C’è un raccontare, alla base di Carne incognita, una narrazione archetipica e privata, famigliare e intima, nella quale si condensano dolori, atrocità intrapsichiche, innocenze violate. La poetica di Scialpi, sempre alla ricerca di un buco nella rete della tradizione novecentesca, si muove, attraverso le sezioni del libro, dal faticoso esercizio memoriale (grumoso di traumi) ai tentativi di ricomposizione di un corpo deflagrato, baconianamente smarrito brano a brano con conseguenze (solipsistiche) drammatiche che si fanno voce attraverso un apparato di metonimie ricorrenti: «io sono unico blocco / gruppo marmoreo; / prova a dividermi, sfido / e mi spacco»; «Qui la luce t’infilza / come uno spigolo d’aria». L’incognito e la carne. L’incognito è la carne.

La cognizione dell’amore è coniugata a quella dell’orrido e del dolore, attraverso testi che traducono in balbuzie un sillabario privato che non può più resistere sotto i colpi di un io che punisce se stesso per non ritrovarsi, per non riuscire a darsi senso (per essere tutto significante, niente significato: per essere tutto lingua, niente voce).
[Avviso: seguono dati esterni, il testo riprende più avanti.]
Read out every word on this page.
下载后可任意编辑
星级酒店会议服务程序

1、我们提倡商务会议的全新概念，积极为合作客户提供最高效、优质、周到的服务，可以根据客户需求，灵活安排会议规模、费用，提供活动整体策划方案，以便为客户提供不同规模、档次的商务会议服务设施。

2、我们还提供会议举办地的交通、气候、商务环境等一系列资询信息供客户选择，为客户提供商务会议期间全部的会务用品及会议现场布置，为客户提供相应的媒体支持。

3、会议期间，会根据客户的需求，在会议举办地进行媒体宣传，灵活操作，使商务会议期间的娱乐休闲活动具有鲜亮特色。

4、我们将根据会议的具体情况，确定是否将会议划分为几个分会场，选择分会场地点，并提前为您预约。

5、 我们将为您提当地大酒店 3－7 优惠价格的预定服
Una poesia che di conseguenza si profila nera e annichilente, che si affida a un’estetica che fora il postmoderno e si aggancia alle convulsioni lynchiane, alle metabolizzazioni precarie della letteratura circostante. Infatti le derive anti-edipiche che costituiscono, in ultima analisi, l’ossatura (scheggiata) della raccolta sono probabilmente le più interessanti: in molti passaggi si verifica una potente elaborazione poetica di un soggetto-schizo, un corpo che non può fare altro che essere disperatamente desiderante – occhi, voce e cervello sono, finalmente senza separatezze cartesiane, parti di un meccanismo letale in cui il vivere è un procedere inesausto da un’iniezione di carburante libidico a un’altra, in un pasticciato piatto/satura che prevede padri, sperma, zii, dialetti, singhiozzi, preghiere, amanti, perdite, salvezze.
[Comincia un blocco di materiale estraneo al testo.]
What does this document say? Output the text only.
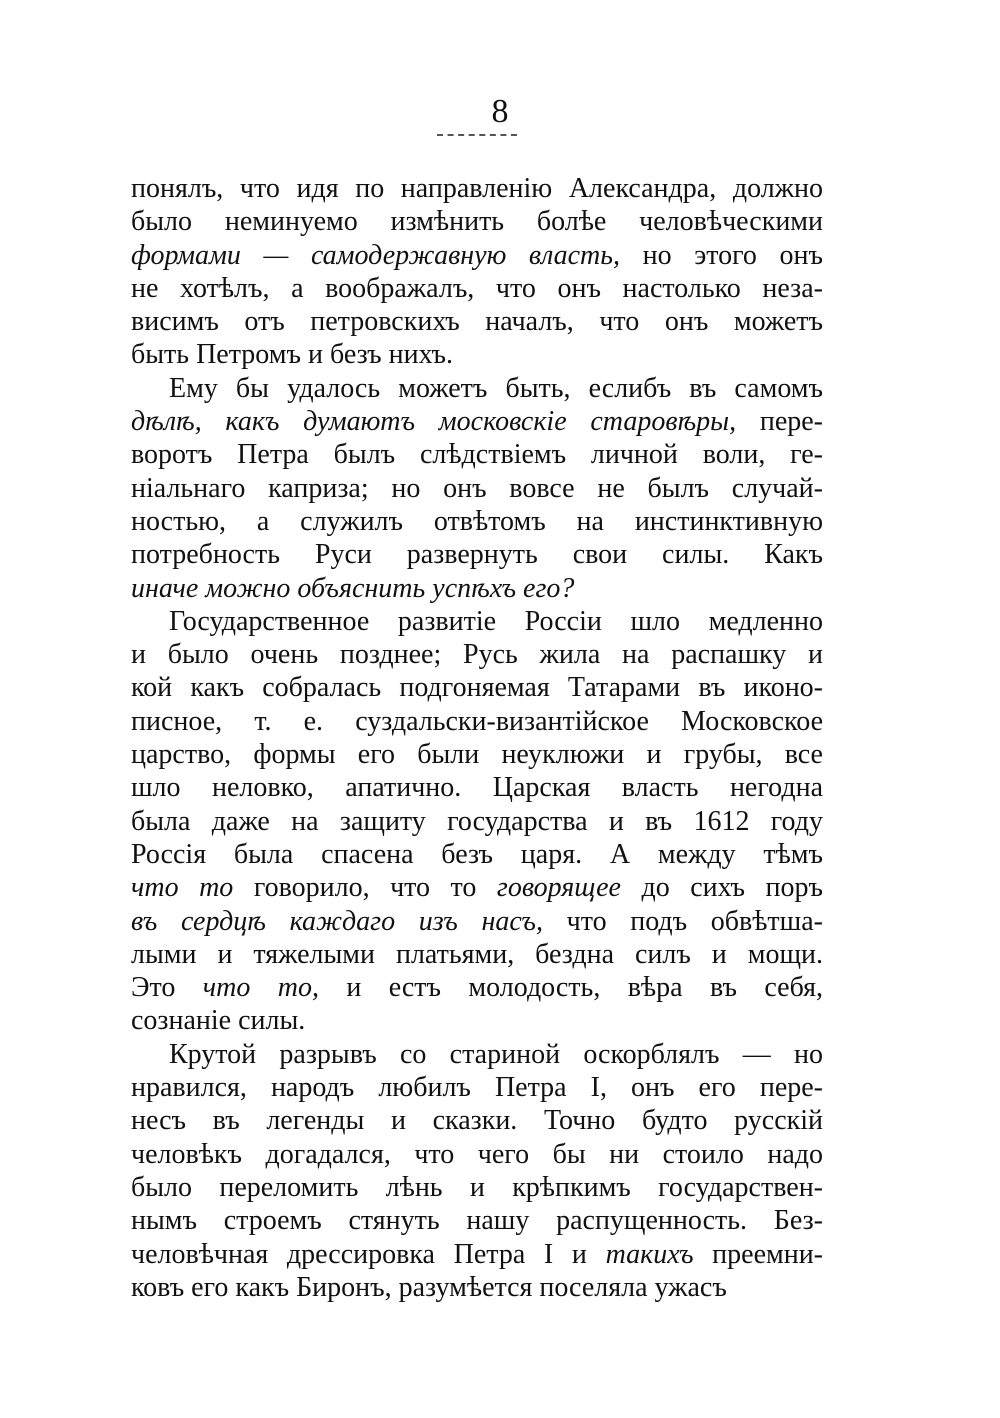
8
понялъ, что идя по направленію Александра, должно
было неминуемо измѣнить болѣе человѣческими
формами — самодержавную власть, но этого онъ
не хотѣлъ, а воображалъ, что онъ настолько неза-
висимъ отъ петровскихъ началъ, что онъ можетъ
быть Петромъ и безъ нихъ.
Ему бы удалось можетъ быть, еслибъ въ самомъ
дѣлѣ, какъ думаютъ московскіе старовѣры, пере-
воротъ Петра былъ слѣдствіемъ личной воли, ге-
ніальнаго каприза; но онъ вовсе не былъ случай-
ностью, а служилъ отвѣтомъ на инстинктивную
потребность Руси развернуть свои силы. Какъ
иначе можно объяснить успѣхъ его?
Государственное развитіе Россіи шло медленно
и было очень позднее; Русь жила на распашку и
кой какъ собралась подгоняемая Татарами въ иконо-
писное, т. е. суздальски-византійское Московское
царство, формы его были неуклюжи и грубы, все
шло неловко, апатично. Царская власть негодна
была даже на защиту государства и въ 1612 году
Россія была спасена безъ царя. А между тѣмъ
что то говорило, что то говорящее до сихъ поръ
въ сердцѣ каждаго изъ насъ, что подъ обвѣтша-
лыми и тяжелыми платьями, бездна силъ и мощи.
Это что то, и естъ молодость, вѣра въ себя,
сознаніе силы.
Крутой разрывъ со стариной оскорблялъ — но
нравился, народъ любилъ Петра I, онъ его пере-
несъ въ легенды и сказки. Точно будто русскій
человѣкъ догадался, что чего бы ни стоило надо
было переломить лѣнь и крѣпкимъ государствен-
нымъ строемъ стянуть нашу распущенность. Без-
человѣчная дрессировка Петра I и такихъ преемни-
ковъ его какъ Биронъ, разумѣется поселяла ужасъ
In questo libro riceviamo una voce fresca, nonostante diversi riferimenti ad autori della sua stessa generazione (espliciti o impliciti) che infittiscono forse troppo una trama intertestuale: resta però una poesia che, per una volta, può rivolgersi a un pubblico giovane, a un pubblico del ventunesimo secolo che comprende senza titubanze l’orizzontalità arresa di un autore che dice: «Vent’anni e un volto che non senti lo stesso / ma è il tuo». (Andrea Donaera)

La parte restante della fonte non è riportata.